WBL Corporation, the international conglomerate whose key business drivers are technology, car distribution, property and engineering & distribution, says it posted net attributable profits (PATMI) of $18.5 million for the quarter ended 30 September 2009 (4Q FY09). This is up 5% year-on-year from last year’s PATMI of $17.6 million. Including non-recurring items, net attributable profits climbed from $3.1 million in 4Q FY08 to $18.8 million for 4Q FY09.
On the back of tough operating environment due to the global economic downturn, operational profits came in at $56.3 million, compared to $57.9 million in the prior year. Including non-recurring losses of $ 13.7 million, compared to $8.9 million non-recurring gains for FY08, net attributable profits were $42.6 million, as compared to $66.8 million for FY08.
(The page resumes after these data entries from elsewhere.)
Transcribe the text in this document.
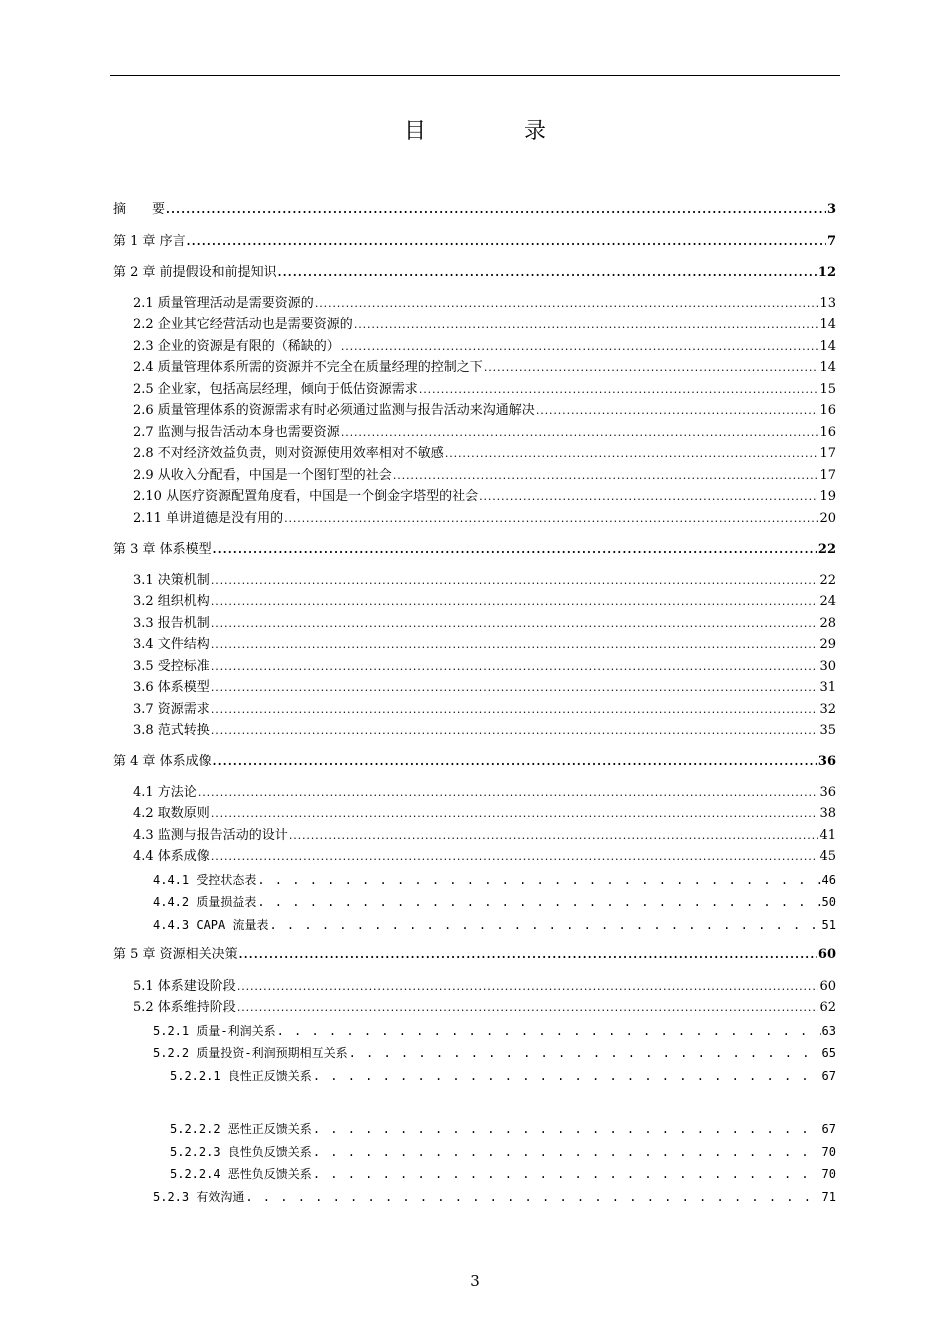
目　录
摘　　要 . . .	3
第 1 章 序言 . . .	7
第 2 章 前提假设和前提知识 . . .	12
2.1 质量管理活动是需要资源的 . . .	13
2.2 企业其它经营活动也是需要资源的 . . .	14
2.3 企业的资源是有限的（稀缺的） . . .	14
2.4 质量管理体系所需的资源并不完全在质量经理的控制之下 . . .	14
2.5 企业家，包括高层经理，倾向于低估资源需求 . . .	15
2.6 质量管理体系的资源需求有时必须通过监测与报告活动来沟通解决 . . .	16
2.7 监测与报告活动本身也需要资源 . . .	16
2.8 不对经济效益负责，则对资源使用效率相对不敏感 . . .	17
2.9 从收入分配看，中国是一个图钉型的社会 . . .	17
2.10 从医疗资源配置角度看，中国是一个倒金字塔型的社会 . . .	19
2.11 单讲道德是没有用的 . . .	20
第 3 章 体系模型 . . .	22
3.1 决策机制 . . .	22
3.2 组织机构 . . .	24
3.3 报告机制 . . .	28
3.4 文件结构 . . .	29
3.5 受控标准 . . .	30
3.6 体系模型 . . .	31
3.7 资源需求 . . .	32
3.8 范式转换 . . .	35
第 4 章 体系成像 . . .	36
4.1 方法论 . . .	36
4.2 取数原则 . . .	38
4.3 监测与报告活动的设计 . . .	41
4.4 体系成像 . . .	45
4.4.1 受控状态表 . . .	46
4.4.2 质量损益表 . . .	50
4.4.3 CAPA 流量表 . . .	51
第 5 章 资源相关决策 . . .	60
5.1 体系建设阶段 . . .	60
5.2 体系维持阶段 . . .	62
5.2.1 质量-利润关系 . . .	63
5.2.2 质量投资-利润预期相互关系 . . .	65
5.2.2.1 良性正反馈关系 . . .	67
5.2.2.2 恶性正反馈关系 . . .	67
5.2.2.3 良性负反馈关系 . . .	70
5.2.2.4 恶性负反馈关系 . . .	70
5.2.3 有效沟通 . . .	71
3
WBL Corporation says three of the group’s four divisions saw an increase in net profits in 4Q FY09. PATMI for the property division had the highest increase, jumping by $4.3 million year-on-year to $4.8 million, while automotive and engineering & distribution enjoyed growth of 17% and 13% to $3.5 million and $6.2 million respectively. At the technology division, however, net profit dipped by 4% yoy to $12.5 million.
Chief Executive Officer Tan Choon Seng says: “We started efforts early in 2005 to streamline the Group’s operations in order to remain competitive in today’s markets. Capital management has also been diligently enforced. Our efforts have since paid off, as demonstrated by our strengthened fundamentals.”
Wearnes reported net operating cashflow of $176.4 million and nearly a 50% y-o-y increase in cash balances to $444.4 million. As a result, the Group is now in a net cash position. Furthermore, improved inventory management and receivables collection reduced inventory by 20% to $162.8 million and receivables by 17% to $355.5 million.
For the full year, the technology division continued to be the major driver, posting a 17% y-o-y jump in net operating profits, as it contributed $36.1 million or 64% of group PATMI. The rise stemmed from higher revenue at majority-owned Multi-Fineline Electronix, Inc. (MFLEX), whose sales were boosted by strong demand for smartphones and other consumer electronic devices.
The automotive division recorded an equally strong rise of 17% in PATMI to $13.4 million. Sales slipped after the Chevrolet franchise was relinquished in June 2009, but this drop was offset by lower operating costs.
Looking ahead, Tan says: “This year is the second in a row where all our business divisions have been profitable. With the economy recovering, we are optimistic that all four business divisions will continue to drive profits in the year ahead.”